Modern businesses have intricate data networks that connect information such as customer behavior to marketing campaigns or fraud detection. But in order to make useful AI predictions on the data, the web of data connections often has to be unraveled. A new Stanford-born startup says it has a solution that uses a new class of artificial intelligence to solve this problem.
Kumo on Thursday announced itself to the world with $18.5 million in Series A funding that it hopes will help make the software of choice for AI prediction in the “modern data stack.” ‘, a set of cloud computing tools for storing and using large amounts of files. Sequoia Capital led the round with a valuation of $100 million; other participants came from Ron Conways SV Angel and his son Ronny Conways A Capital.
The Mountain View, California-based startup was launched four months ago by founders Vanja Josifovski (formerly chief technology officer at Pinterest and Airbnb’s Homes business), Hema Raghavan (a former LinkedIn technical director), and Stanford professor Jure Leskovec , who also previously worked there, founded Pinterest’s chief scientist. The company is the result of five years of academic research conducted by a Stanford team with Leskovec in collaboration with the German University of Dortmund. They focused on an emerging form of AI dubbed Graph Neural Networks, which approaches machine learning by treating data as if it were a complex graph network. Older forms of neural networks have become good for “structured data” tasks such as image recognition or speech recognition, but are hampered by data with unordered connections.
The research led to the development of PyG, an open-source tool for learning graph neural networks that was first introduced five years ago. Meanwhile, the founders of Kumo implemented the technology on Pinterest and LinkedIn. “LinkedIn is like a big graph,” as Josifovski, the CEO, puts it, before claiming that neural graph networks “have the potential to revolutionize machine learning in much the same way deep learning revolutionized language.”

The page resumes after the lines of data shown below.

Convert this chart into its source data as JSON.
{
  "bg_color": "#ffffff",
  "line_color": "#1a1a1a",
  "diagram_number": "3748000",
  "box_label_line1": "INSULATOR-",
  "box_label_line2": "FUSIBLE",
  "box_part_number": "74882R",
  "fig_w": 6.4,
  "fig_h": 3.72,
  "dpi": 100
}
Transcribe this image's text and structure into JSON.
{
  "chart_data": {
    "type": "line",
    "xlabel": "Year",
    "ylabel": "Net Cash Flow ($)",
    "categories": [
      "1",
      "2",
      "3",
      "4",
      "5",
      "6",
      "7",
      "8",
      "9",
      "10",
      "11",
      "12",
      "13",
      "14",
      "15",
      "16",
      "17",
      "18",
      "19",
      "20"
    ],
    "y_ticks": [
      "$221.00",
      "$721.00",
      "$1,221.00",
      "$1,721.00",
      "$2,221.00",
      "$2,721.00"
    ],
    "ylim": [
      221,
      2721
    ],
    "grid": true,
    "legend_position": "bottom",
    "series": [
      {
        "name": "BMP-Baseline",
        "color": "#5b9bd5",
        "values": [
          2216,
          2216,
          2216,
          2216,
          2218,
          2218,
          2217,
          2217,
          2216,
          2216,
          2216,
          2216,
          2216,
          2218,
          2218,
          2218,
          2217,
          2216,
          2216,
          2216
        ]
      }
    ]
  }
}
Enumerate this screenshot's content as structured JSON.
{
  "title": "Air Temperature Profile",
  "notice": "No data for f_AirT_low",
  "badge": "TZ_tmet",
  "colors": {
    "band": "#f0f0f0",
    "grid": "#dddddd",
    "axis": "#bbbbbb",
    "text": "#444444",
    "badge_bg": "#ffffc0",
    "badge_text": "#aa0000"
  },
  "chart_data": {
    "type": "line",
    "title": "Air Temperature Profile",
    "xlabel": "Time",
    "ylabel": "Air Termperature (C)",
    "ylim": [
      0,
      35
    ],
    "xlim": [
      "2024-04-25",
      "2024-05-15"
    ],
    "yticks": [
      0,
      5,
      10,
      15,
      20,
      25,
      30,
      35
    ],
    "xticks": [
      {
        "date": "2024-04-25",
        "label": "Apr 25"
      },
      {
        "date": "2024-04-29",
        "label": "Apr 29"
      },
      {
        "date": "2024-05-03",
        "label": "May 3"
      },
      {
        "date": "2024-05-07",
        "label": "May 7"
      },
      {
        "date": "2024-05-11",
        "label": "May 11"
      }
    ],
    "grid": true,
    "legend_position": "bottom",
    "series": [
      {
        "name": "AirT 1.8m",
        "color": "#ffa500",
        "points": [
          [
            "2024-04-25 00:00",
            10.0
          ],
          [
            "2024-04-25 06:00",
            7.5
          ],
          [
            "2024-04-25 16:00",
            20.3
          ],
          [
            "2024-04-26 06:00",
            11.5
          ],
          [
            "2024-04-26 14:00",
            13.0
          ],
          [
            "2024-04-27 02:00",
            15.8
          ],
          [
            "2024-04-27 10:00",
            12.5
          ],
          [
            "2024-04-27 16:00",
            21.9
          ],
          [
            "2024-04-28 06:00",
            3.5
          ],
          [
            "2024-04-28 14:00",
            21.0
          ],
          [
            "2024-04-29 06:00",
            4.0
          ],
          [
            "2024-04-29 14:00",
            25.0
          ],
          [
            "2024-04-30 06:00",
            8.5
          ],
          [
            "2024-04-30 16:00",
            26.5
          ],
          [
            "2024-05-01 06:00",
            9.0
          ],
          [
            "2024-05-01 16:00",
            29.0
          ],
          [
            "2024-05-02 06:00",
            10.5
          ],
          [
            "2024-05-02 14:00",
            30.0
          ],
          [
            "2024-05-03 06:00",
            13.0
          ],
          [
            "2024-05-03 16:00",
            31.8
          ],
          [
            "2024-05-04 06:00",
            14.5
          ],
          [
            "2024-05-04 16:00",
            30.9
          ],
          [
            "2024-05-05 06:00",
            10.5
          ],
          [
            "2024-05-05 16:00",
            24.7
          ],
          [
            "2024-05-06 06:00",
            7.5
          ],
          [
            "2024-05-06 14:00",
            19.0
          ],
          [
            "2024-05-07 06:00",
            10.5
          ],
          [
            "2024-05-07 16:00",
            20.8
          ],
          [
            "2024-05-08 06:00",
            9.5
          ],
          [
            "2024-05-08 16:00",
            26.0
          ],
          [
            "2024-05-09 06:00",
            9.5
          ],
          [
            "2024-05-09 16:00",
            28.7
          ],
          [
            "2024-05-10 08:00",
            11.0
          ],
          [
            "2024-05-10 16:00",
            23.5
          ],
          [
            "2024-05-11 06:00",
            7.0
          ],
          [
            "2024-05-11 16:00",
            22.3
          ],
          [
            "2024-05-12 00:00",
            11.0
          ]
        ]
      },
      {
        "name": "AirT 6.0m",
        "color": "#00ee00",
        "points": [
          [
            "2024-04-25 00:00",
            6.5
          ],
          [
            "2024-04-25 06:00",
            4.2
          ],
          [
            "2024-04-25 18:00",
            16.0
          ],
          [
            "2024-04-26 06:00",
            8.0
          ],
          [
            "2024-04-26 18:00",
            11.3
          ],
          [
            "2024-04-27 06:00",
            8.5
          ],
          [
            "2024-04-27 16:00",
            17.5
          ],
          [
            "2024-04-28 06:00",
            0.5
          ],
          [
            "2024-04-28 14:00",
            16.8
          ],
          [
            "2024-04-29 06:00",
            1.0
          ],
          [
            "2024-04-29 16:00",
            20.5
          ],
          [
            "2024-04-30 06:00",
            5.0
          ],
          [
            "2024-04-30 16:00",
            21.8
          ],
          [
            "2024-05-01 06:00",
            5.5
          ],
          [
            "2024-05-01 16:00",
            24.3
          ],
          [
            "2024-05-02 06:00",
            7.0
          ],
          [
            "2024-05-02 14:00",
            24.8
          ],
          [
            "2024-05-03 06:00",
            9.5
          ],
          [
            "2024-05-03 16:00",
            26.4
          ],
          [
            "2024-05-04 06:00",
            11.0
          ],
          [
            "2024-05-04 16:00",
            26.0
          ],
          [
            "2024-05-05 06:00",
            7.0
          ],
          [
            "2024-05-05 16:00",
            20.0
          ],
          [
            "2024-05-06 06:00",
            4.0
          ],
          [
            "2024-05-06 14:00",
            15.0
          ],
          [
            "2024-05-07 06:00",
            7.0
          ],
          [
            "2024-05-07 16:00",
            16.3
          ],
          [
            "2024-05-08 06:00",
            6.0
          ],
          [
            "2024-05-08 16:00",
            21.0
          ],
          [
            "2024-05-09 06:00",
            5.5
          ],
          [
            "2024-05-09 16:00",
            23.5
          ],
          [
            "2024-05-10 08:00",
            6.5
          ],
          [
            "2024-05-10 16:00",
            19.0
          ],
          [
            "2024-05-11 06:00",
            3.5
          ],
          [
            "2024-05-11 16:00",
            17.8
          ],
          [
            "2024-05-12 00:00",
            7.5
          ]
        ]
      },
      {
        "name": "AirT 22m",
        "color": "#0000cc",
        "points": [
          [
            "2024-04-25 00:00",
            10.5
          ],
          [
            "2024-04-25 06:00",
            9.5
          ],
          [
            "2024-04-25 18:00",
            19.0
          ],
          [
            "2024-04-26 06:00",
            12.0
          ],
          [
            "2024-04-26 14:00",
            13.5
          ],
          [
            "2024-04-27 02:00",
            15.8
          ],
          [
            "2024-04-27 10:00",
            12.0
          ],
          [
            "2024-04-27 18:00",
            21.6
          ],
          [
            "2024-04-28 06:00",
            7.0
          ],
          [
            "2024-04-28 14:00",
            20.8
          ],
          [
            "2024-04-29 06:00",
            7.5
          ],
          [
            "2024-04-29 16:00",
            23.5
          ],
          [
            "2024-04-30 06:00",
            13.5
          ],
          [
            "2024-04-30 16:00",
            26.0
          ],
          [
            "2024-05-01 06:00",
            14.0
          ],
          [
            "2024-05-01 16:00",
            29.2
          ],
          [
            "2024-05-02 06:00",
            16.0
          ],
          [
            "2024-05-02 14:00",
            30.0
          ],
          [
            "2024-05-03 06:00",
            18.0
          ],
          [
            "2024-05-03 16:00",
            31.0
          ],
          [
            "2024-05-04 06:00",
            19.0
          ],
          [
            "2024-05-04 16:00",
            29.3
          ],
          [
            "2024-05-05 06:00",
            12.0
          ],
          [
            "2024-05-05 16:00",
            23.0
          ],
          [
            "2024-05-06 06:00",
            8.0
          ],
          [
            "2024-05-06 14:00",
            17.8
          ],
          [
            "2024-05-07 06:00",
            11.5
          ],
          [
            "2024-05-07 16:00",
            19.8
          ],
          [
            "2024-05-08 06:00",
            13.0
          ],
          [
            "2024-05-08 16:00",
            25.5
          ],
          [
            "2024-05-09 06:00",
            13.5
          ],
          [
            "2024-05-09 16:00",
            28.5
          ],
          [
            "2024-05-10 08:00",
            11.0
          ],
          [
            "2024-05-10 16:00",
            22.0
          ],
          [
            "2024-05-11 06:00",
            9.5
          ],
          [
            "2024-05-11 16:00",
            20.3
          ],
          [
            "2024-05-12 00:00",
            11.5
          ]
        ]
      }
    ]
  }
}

But while big tech companies have the resources and manpower to build these tools with in-house teams, most companies can’t do the same. This is where Kumo comes into play. The company’s software leverages PyG’s technology as the foundation of its software, which helps customers more easily create complex predictive models from their business data. “Today you can find out how many customers have churned after 30 days,” says Josifovski. “Kumo aims to provide the same functionality for the future – for the next 30 days.” Kumo’s product is primarily designed for data analysts and data scientists, and according to Josifovski, it should also be usable for non-technical employees. “Every company has trouble hiring data scientists,” he says. “If we’re able to package in a consumer-centric way, it’s going to have a profound impact on the computing world.”
Kumo will use the funds raised to expand product capabilities and continue to focus on research and development. The startup currently employs more than 20 people, most of them engineers from the Stanford-Dortmund network with expertise in graph neural networks. But so far, the startup hasn’t generated any significant revenue. The subscription-based product is in beta testing and will be used by “select customers,” Josifovski says, though he won’t name names and has no timeline for when the product will be available in stores. According to Konstantine Buhler, the Sequoia partner who led the financing, Kumo sought clients among the largest public market companies. “There’s a sucking sound here,” he says. “The market wants that.”
Still, Kumo will have a tall order to bring neural graph networks into the mainstream. Multi-billion dollar companies like Databricks, DataRobot and Dataiku have already built lucrative businesses with different approaches to data science. According to Josifovski, Kumo solves similar problems as some of these companies. “But we intend to make machine learning an order of magnitude easier,” he says. “We’re basically trying to skip the current state of AI and make current methods obsolete.”